ExcaliDash/RELEASE.md

ExcaliDash v0.1.4

Type: Security Release
Date: 2025-11-23
Compatibility: v0.1.x (Backward Compatible)

Security Fixes

Input Sanitization & XSS Prevention

• Implemented basic sanitization using dompurify and jsdom. All drawing data, text inputs, and SVG content are now stripped of non-geometric elements and malicious attributes before persistence. URL validation now explicitly blocks javascript:, data:, and vbscript: schemes.

Network & Headers

• Enforced Content Security Policy (CSP) with strict source restrictions. Added standard hardening headers: X-Frame-Options: DENY, X-Content-Type-Options: nosniff, and strict Referrer Policy. Rate limiting added (1,000 req/15min). Validation Logic

• Adopted zod schemas for strict runtime type checking on all API inputs. Requests exceeding length limits or failing schema validation are rejected prior to processing.

Infra

Docker Architecture

• Containers now execute as a non-root user (uid 1001) to minimize privilege escalation risks. Refactored into a multi-stage build to reduce image size and enforce proper file ownership/permissions on startup.

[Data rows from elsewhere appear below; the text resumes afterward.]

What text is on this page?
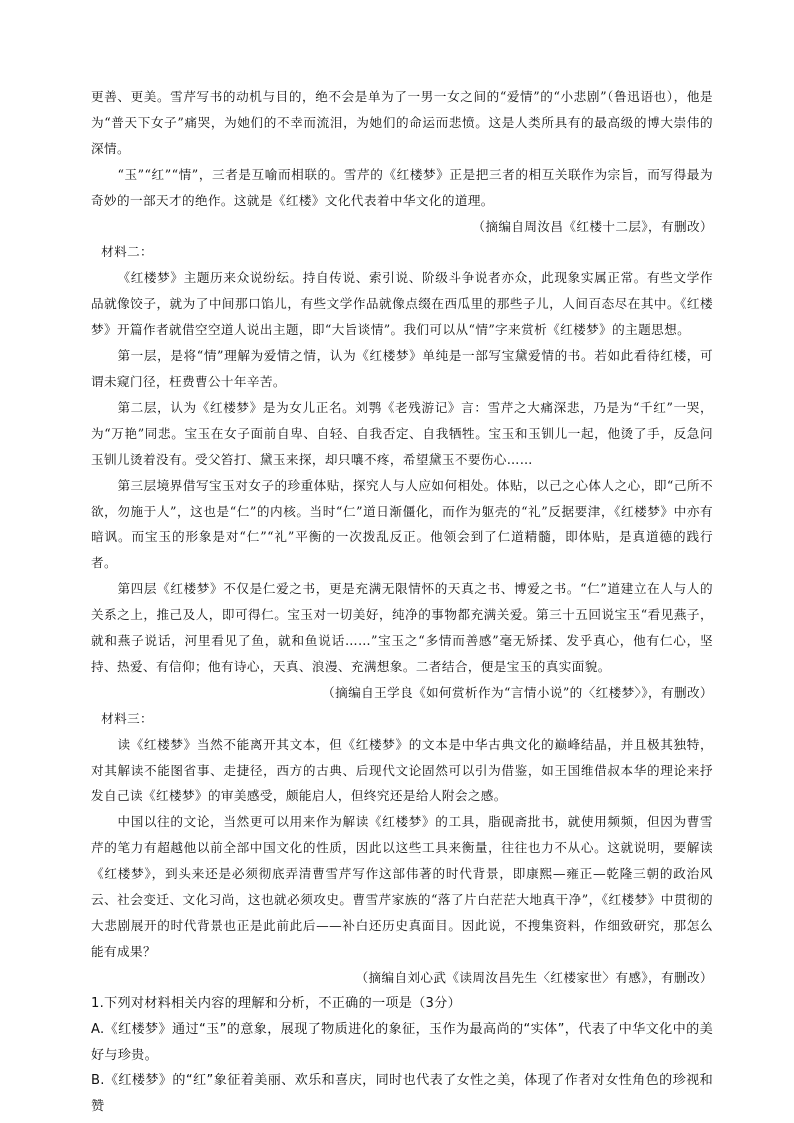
更善、更美。雪芹写书的动机与目的，绝不会是单为了一男一女之间的“爱情”的“小悲剧”（鲁迅语也），他是为“普天下女子”痛哭，为她们的不幸而流泪，为她们的命运而悲愤。这是人类所具有的最高级的博大崇伟的深情。

“玉”“红”“情”，三者是互喻而相联的。雪芹的《红楼梦》正是把三者的相互关联作为宗旨，而写得最为奇妙的一部天才的绝作。这就是《红楼》文化代表着中华文化的道理。

（摘编自周汝昌《红楼十二层》，有删改）

材料二：

《红楼梦》主题历来众说纷纭。持自传说、索引说、阶级斗争说者亦众，此现象实属正常。有些文学作品就像饺子，就为了中间那口馅儿，有些文学作品就像点缀在西瓜里的那些子儿，人间百态尽在其中。《红楼梦》开篇作者就借空空道人说出主题，即“大旨谈情”。我们可以从“情”字来赏析《红楼梦》的主题思想。

第一层，是将“情”理解为爱情之情，认为《红楼梦》单纯是一部写宝黛爱情的书。若如此看待红楼，可谓未窥门径，枉费曹公十年辛苦。

第二层，认为《红楼梦》是为女儿正名。刘鹗《老残游记》言：雪芹之大痛深悲，乃是为“千红”一哭，为“万艳”同悲。宝玉在女子面前自卑、自轻、自我否定、自我牺牲。宝玉和玉钏儿一起，他烫了手，反急问玉钏儿烫着没有。受父笞打、黛玉来探，却只嚷不疼，希望黛玉不要伤心……

第三层境界借写宝玉对女子的珍重体贴，探究人与人应如何相处。体贴，以己之心体人之心，即“己所不欲，勿施于人”，这也是“仁”的内核。当时“仁”道日渐僵化，而作为躯壳的“礼”反据要津，《红楼梦》中亦有暗讽。而宝玉的形象是对“仁”“礼”平衡的一次拨乱反正。他领会到了仁道精髓，即体贴，是真道德的践行者。

第四层《红楼梦》不仅是仁爱之书，更是充满无限情怀的天真之书、博爱之书。“仁”道建立在人与人的关系之上，推己及人，即可得仁。宝玉对一切美好，纯净的事物都充满关爱。第三十五回说宝玉“看见燕子，就和燕子说话，河里看见了鱼，就和鱼说话……”宝玉之“多情而善感”毫无矫揉、发乎真心，他有仁心，坚持、热爱、有信仰；他有诗心，天真、浪漫、充满想象。二者结合，便是宝玉的真实面貌。

（摘编自王学良《如何赏析作为“言情小说”的〈红楼梦〉》，有删改）

材料三：

读《红楼梦》当然不能离开其文本，但《红楼梦》的文本是中华古典文化的巅峰结晶，并且极其独特，对其解读不能图省事、走捷径，西方的古典、后现代文论固然可以引为借鉴，如王国维借叔本华的理论来抒发自己读《红楼梦》的审美感受，颇能启人，但终究还是给人附会之感。

中国以往的文论，当然更可以用来作为解读《红楼梦》的工具，脂砚斋批书，就使用频频，但因为曹雪芹的笔力有超越他以前全部中国文化的性质，因此以这些工具来衡量，往往也力不从心。这就说明，要解读《红楼梦》，到头来还是必须彻底弄清曹雪芹写作这部伟著的时代背景，即康熙—雍正—乾隆三朝的政治风云、社会变迁、文化习尚，这也就必须攻史。曹雪芹家族的“落了片白茫茫大地真干净”，《红楼梦》中贯彻的大悲剧展开的时代背景也正是此前此后——补白还历史真面目。因此说，不搜集资料，作细致研究，那怎么能有成果？

（摘编自刘心武《读周汝昌先生〈红楼家世〉有感》，有删改）

1.下列对材料相关内容的理解和分析，不正确的一项是（3分）

A.《红楼梦》通过“玉”的意象，展现了物质进化的象征，玉作为最高尚的“实体”，代表了中华文化中的美好与珍贵。

B.《红楼梦》的“红”象征着美丽、欢乐和喜庆，同时也代表了女性之美，体现了作者对女性角色的珍视和赞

Async Operations & Database

• Moved blocking file I/O and SQLite integrity checks to worker threads (src/workers/db-verify.js) to prevent event loop stalling. Switched to better-sqlite3. Database imports now trigger automatic backups and validate SQLite file headers before execution.

Developer & Migration Notes

• New Env Var: FRONTEND_URL must be defined for CORS (e.g., http://localhost:6767).
• Testing: Added npm run security-test suite covering XSS payloads, SVG boundaries, and upload limits.
• Migration: No database schema changes. Existing volumes are compatible; the container will automatically fix permissions on startup.